Results: The frequency of positive results in the baseline round by using the current definition of positive result (any parenchymal, solid or part-solid, noncalcified nodule ≥5.0 mm) was 16% (3396/21 136). When alternative threshold values of 6.0, 7.0, 8.0 and 9.0 mm were used, the frequencies of positive results were 10.2% (95% CI, 9.8% to 10.6%), 7.1% (CI, 6.7% to 7.4%), 5.1% (CI, 4.8% to 5.4%), and 4.0% (CI, 3.7% to 4.2%), respectively. Use of these alternative definitions would have reduced the work-up by 36%, 56%, 68%, and 75%, respectively.
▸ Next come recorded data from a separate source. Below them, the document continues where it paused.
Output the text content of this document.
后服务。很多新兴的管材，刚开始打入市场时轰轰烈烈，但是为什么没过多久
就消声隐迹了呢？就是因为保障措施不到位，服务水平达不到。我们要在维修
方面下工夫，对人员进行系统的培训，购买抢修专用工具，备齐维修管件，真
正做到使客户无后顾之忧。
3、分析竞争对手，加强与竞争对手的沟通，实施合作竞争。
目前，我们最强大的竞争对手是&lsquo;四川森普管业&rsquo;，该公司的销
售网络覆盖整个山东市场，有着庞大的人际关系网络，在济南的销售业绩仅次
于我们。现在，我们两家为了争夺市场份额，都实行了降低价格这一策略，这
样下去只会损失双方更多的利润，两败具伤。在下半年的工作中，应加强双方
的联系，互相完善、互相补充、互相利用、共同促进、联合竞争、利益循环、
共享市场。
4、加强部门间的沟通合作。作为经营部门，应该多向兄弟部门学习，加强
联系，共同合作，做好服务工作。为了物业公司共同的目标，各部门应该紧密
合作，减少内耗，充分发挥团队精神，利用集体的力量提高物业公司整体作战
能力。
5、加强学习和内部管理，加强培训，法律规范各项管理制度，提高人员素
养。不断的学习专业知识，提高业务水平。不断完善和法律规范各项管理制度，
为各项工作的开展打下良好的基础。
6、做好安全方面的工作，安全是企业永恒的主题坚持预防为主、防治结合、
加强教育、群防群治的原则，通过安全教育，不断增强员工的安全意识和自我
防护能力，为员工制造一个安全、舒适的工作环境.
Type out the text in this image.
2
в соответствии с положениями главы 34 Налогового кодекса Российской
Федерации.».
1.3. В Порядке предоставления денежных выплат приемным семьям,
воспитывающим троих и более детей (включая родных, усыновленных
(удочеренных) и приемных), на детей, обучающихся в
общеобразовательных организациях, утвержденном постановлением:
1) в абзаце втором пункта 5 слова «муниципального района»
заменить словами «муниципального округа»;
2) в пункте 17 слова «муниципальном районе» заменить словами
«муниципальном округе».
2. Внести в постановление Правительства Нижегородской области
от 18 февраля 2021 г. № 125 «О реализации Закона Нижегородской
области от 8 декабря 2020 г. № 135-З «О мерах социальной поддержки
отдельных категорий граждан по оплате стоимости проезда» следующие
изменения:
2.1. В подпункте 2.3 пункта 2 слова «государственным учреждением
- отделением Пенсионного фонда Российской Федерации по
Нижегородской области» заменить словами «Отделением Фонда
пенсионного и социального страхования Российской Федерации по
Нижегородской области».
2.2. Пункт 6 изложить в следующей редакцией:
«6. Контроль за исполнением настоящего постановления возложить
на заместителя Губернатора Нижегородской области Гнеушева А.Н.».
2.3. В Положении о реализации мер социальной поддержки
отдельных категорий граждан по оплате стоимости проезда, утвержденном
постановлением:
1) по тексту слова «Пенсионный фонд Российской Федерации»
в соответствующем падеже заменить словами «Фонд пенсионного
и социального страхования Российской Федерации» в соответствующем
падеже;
Concomitantly, lung cancer diagnostics would have been delayed by at most 9 months for 0%, 5.0% (CI, 1.1% to 9.0%), 5.9% (CI, 1.7 to 10.1%), and 6.7% (CI, 2.2% to 11.2%) of the cases of cancer, respectively.

Limitation: This was a retrospective analysis and thus whether delays in diagnosis would have altered outcomes cannot be determined.

Conclusion: These findings suggest that using a threshold of 7 or 8 mm to define positive results in the baseline round of computed tomography screening for lung cancer should be prospectively evaluated to determine whether the benefits of decreasing further work-up outweigh the consequent delay in diagnosis in some patients.